Si ripongono gli ombrelloni
"Perché io sono questa Luca, io sono la spiaggia, il karaoke, la tequila e gli ombrelloni, faccio parte di questo contesto e senza di loro non esisto, non ho culo e tette, e neanche quest’anima che per un attimo si è illusa d’avere un senso e un’altra vita lontano dai Bagni Giuditta."







Photo Iraklis Makrigiannakis







 


Si ripongono gli ombrelloni ai Bagni Giuditta, si stipano le cabine per un’altra stagione che pare più lontana dei mesi che mancano. Chissà se sarò ancora qui a godermi questo sfondo di stelle? A pensare che l’inverno passato è stato più breve di quanto previsto, di quanto ora non immagini il mio stato d’animo, sfibrato e scompagnato da questo luogo inadatto a covarci dei sogni.
Come un uccello migratore potrei trasvolare in qualche paese più caldo, seguire la rotta delle cicogne al di là della Spagna e ritrovarmi in Marocco. Ma poi rido pensando che sono solo pretesti, che per fare il mestiere non servono il sole, la spiaggia, il karaoke.
Chissà quanti pezzi d’asfalto mi stanno aspettando, quanti marciapiedi sconnessi accoglierebbero volentieri i miei tacchi accecanti. Quanti fari rifletterebbero ai miei stivali di pelle, ai miei occhi che come neon di notte sono l’insegna di quello che offro.
Chissà quante macchine fanno già mulinello e creano risucchi e vuoti di aria, buchi di notte dove s’infilano voglie, dove s’accomodano uomini che mi hanno scelto per uno spicchio di pelle e mi hanno pagata perché gli è andato a genio il contorno.

Mi spaventa l’idea che fuori da qui io possa essere comunque puttana, che i Bagni Giuditta siano stata solo una scusa e ora sono pronta a battere altrove. Magari tra fuochi di notte che fanno tanto miseria, tra i viali al tramonto che ti fanno retorica, perché ad ogni mignotta s’abbinano alberi e fuochi, calore e riparo per uomini soli.
Se penso a quando all’inizio era solo un incolpevole gioco, quando tra coetanei ci si scambiava dei baci per una tequila. Mi sembra davvero d’aver vissuto una vita! Che pochi mesi passati m’abbiano cresciuto così in fretta come quando al mattino sali su un paio di tacchi per andare al lavoro.
È strano davvero sentirsi diversa, vedersi con gli occhi degli altri, perché quando non sono davanti ad uno specchio mi sembra d’essere sempre la stessa, uguale a quella che mi riflette di dentro. Mi sembra d’avere gli stessi pensieri che girano contorti e diventano dubbi, le stesse parole che cambio solo di posto. M’illudo che il mio seno possa stare tranquillo dentro una seconda, che le mie labbra di carne non si siano scomposte ai tanti baci che m’hanno raschiato il palato e la gola.
Senza Fanny non mi era rimasta che questa spiaggia, queste sedie che affondano nella sabbia e mostrano imperterrite al vento le mie gambe di seta, i miei seni di carne, il mio di dietro rigonfio, così disponibile come se bastasse una mano, come se la distanza dal paradiso fosse un braccio proteso che ti offre da bere.

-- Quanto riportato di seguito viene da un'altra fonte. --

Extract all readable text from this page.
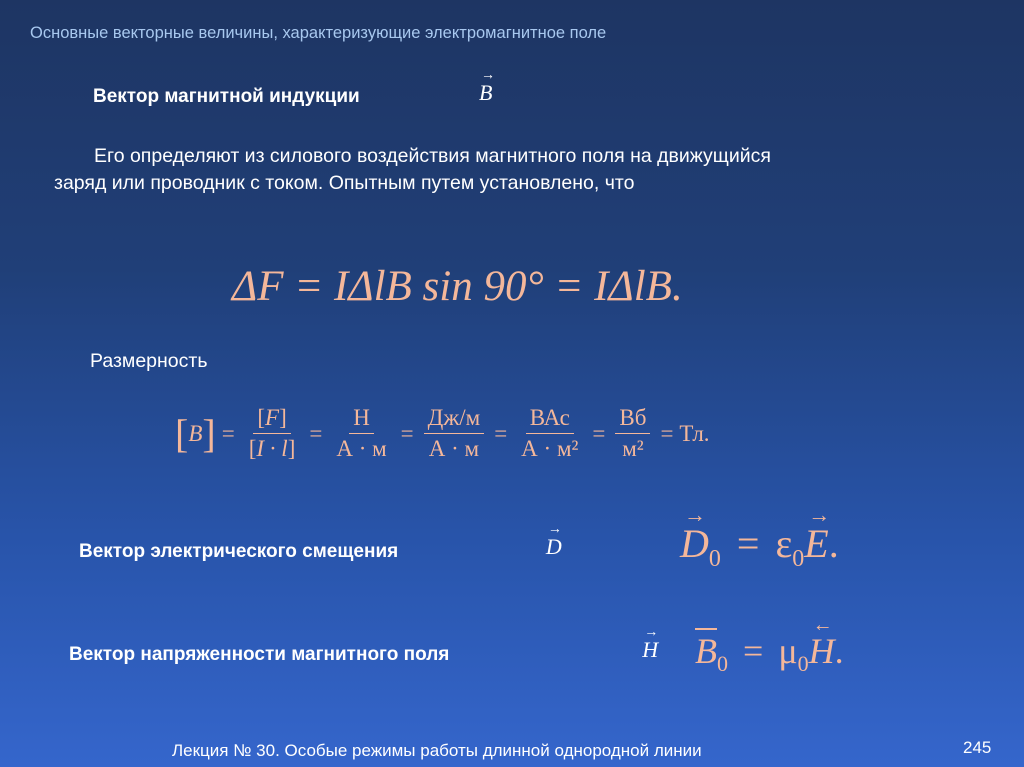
Основные векторные величины, характеризующие электромагнитное поле
Вектор магнитной индукции
→
B
Его определяют из силового воздействия магнитного поля на движущийся заряд или проводник с током. Опытным путем установлено, что
ΔF = IΔlB sin 90° = IΔlB.
Размерность
[ B ] = $\frac{[F]}{[I \cdot l]} = \frac{Н}{А \cdot м} = \frac{Дж/м}{А \cdot м} = \frac{\text{ВАс}}{\text{А · м²}} = \frac{Вб}{\text{м²}}$ = Тл.
Вектор электрического смещения
→
D
→
$D_0 = \varepsilon_0$
→
E.
Вектор напряженности магнитного поля
→
H $B_0 = \mu_0$
←
H.
Лекция № 30. Особые режимы работы длинной однородной линии	245
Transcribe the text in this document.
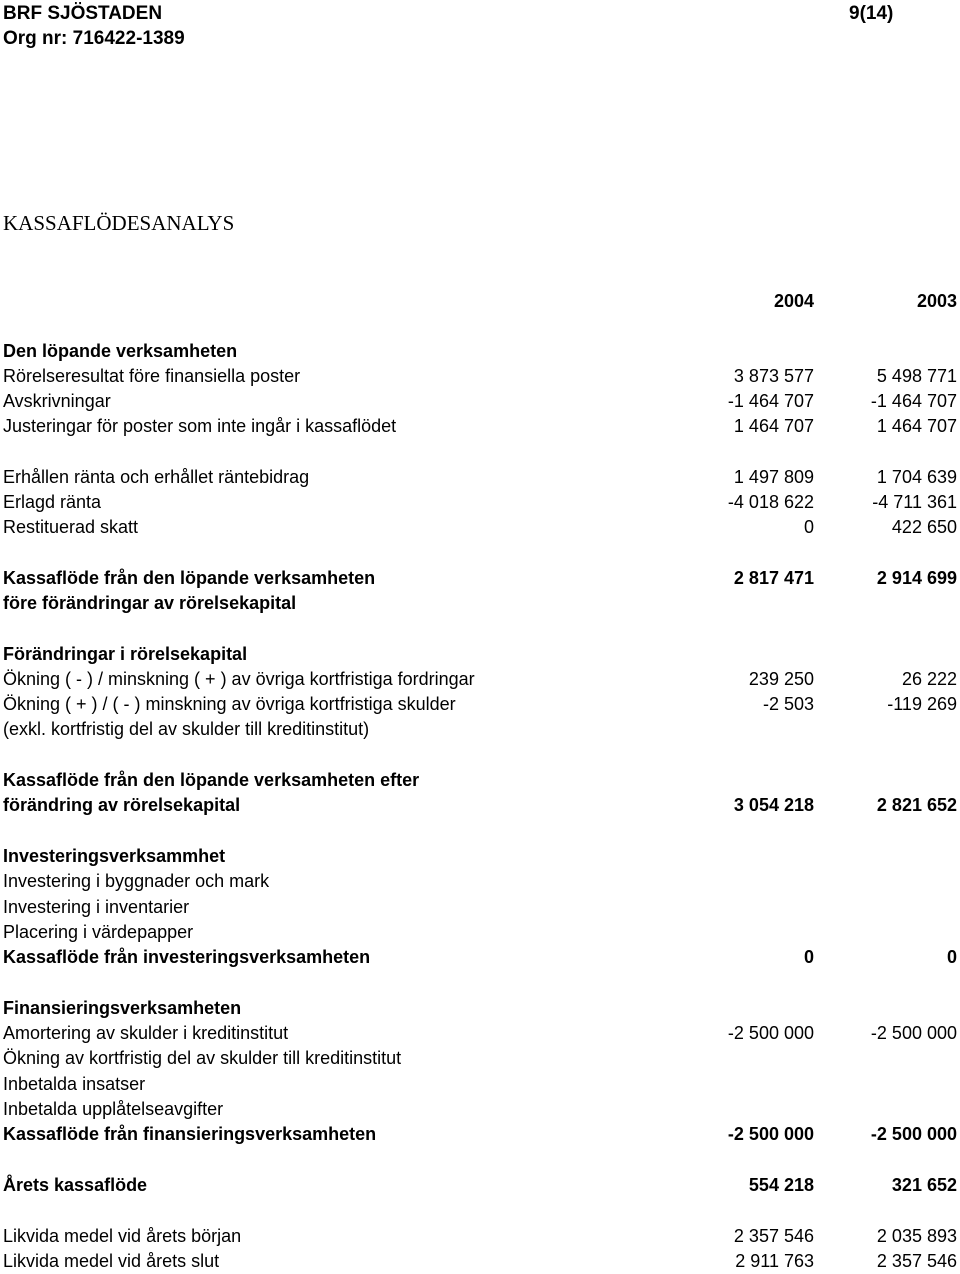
BRF SJÖSTADEN
Org nr: 716422-1389
9(14)
KASSAFLÖDESANALYS
2004	2003
Den löpande verksamheten
Rörelseresultat före finansiella poster	3 873 577	5 498 771
Avskrivningar	-1 464 707	-1 464 707
Justeringar för poster som inte ingår i kassaflödet	1 464 707	1 464 707
Erhållen ränta och erhållet räntebidrag	1 497 809	1 704 639
Erlagd ränta	-4 018 622	-4 711 361
Restituerad skatt	0	422 650
Kassaflöde från den löpande verksamheten	2 817 471	2 914 699
före förändringar av rörelsekapital
Förändringar i rörelsekapital
Ökning ( - ) / minskning ( + ) av övriga kortfristiga fordringar	239 250	26 222
Ökning ( + ) / ( - ) minskning av övriga kortfristiga skulder	-2 503	-119 269
(exkl. kortfristig del av skulder till kreditinstitut)
Kassaflöde från den löpande verksamheten efter
förändring av rörelsekapital	3 054 218	2 821 652
Investeringsverksammhet
Investering i byggnader och mark
Investering i inventarier
Placering i värdepapper
Kassaflöde från investeringsverksamheten	0	0
Finansieringsverksamheten
Amortering av skulder i kreditinstitut	-2 500 000	-2 500 000
Ökning av kortfristig del av skulder till kreditinstitut
Inbetalda insatser
Inbetalda upplåtelseavgifter
Kassaflöde från finansieringsverksamheten	-2 500 000	-2 500 000
Årets kassaflöde	554 218	321 652
Likvida medel vid årets början	2 357 546	2 035 893
Likvida medel vid årets slut	2 911 763	2 357 546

C’è un’ombra contro la luce di questa falce di luna che mi sorride. Chissà se sa che come i Bagni Giuditta anche io ho già chiuso i battenti, magari si chiede quanto possa costare la solitudine di una donna o la testardaggine di non essere sola a quest’ora di sera o forse non crede che io faccia il mestiere e sono qui perché cerco poesia. Lui mi guarda ed io avrei voglia di dirgli che quello che cerca è un buco soltanto, è un culo nella notte dove ci rimangono incastrate le voglie inespresse di sessi che non hanno trovato il loro contrario.
Ma lui s’avvicina senza essere scalfito dai miei pensieri, s’avvicina, lo guardo ed ha la faccia di Luca. Mi guarda come se avesse sempre saputo, come se i miei seni non fossero degni di mezza sorpresa. Eppure finora l’aveva solo immaginati, dentro le notti di poesia, toccati senza avvertirne il tatto e l’odore. Cerco di coprirmi, come se quell’inutile gesto mi desse contegno e rispetto, come se questa gonna al suo posto lo riportasse diritto ai tempi di scuola.

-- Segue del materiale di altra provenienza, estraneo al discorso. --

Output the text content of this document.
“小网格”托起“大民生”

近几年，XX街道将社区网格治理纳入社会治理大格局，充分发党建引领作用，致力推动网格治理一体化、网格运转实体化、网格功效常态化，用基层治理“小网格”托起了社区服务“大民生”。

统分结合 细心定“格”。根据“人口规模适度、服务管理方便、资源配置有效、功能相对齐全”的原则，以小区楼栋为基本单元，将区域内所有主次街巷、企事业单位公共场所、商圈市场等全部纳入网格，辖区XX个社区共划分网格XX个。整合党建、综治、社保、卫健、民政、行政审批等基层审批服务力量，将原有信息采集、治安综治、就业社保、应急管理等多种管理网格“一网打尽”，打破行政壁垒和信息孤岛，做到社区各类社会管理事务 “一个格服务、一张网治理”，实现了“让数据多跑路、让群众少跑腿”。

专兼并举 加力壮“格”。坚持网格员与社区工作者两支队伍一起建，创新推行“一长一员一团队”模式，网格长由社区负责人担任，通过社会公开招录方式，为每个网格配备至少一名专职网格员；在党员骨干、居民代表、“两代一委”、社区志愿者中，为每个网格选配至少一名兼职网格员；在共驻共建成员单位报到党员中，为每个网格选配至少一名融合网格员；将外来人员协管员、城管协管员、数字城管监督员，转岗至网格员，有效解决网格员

“Luca ma che ci fai qui?” Mi accorgo immediatamente che non dovrei essere io a fare questa domanda, ma almeno per questa volta non mi chiederà di fare l’amore, non mi farà domande di come passo la sera e la notte. Sorride senza rispondermi. Dal suo sguardo m’accorgo che non m’avrebbe più scritto poesie, che questa cosa che stringo preziosa al massimo potrebbe destargli una voglia troppo identica a quelle di tanti clienti che accolgo di notte.
“Luca, ti prego, rispondimi! Che ci fai qui? Come fai a conoscere i Bagni Giuditta?” Poi sottovoce: “Qui non c’è posto per chi conosce il latino.”

Tento di abbracciarlo, di toccarlo, magari è venuto soltanto per umiliarmi, per misurare quanto è profondo il mio sesso rispetto all’anima piatta. Magari è da tempo che mi segue. Sprofondo nella sabbia pensando davvero che è proprio finita, che nella mia vita non ci sarà posto per altro, che i Bagni Giuditta saranno la mia casa, saranno mia madre, i miei affetti, il mio nome, Fanny che è scomparsa da giorni, Marta che m’aspetta ogni sera come un marito in pena.
Luca continua a fissarmi, come se la mia anima fosse davvero piatta e non avesse un contorno di carne, un corpo che per mesi e mesi qualcuno ha anche apprezzato.
Oddio come vorrei aver mangiato da poco, per vomitare tutta la rabbia di cui ho bisogno, perché sono sicura che ora stia guardando la parte più scura dell’anima dove immagina un buco, chiedendosi quanto piacere s’annida tra l’intimo e il sogno di prendermi nuda.

M’avvicino e m’accorgo che è soltanto un riflesso di luce e di ombre, che la mia anima non è bucata e nessuno al momento è ancora in grado di farlo. Chissà davvero dove sarà Luca in questo momento? Magari a recitare le mie poesie in un letto qualunque di chi ha accettato la noia e ora non deve difendere la propria faccia. Di chi non immagina quanto può essere umida una notte, di quanto possano far male le ossa anche a vent’anni, senza neanche una parola che ti possa scaldare almeno le labbra.
Sapessi Luca da quanto tempo t’aspetto, quanto tra le mie gambe ci sia il desiderio d’un seme d’amore che finora non m’ha mai bagnata, d’amarti per tutte le ore che si consuma un amore senza la paura che qualcuno se ne approfitti o mi faccia del male.
Ho paura che questo mestiere oltre che puttana m’abbia reso diffidente, mi faccia scattare la molla ogni volta che un uomo abbassa la lampo.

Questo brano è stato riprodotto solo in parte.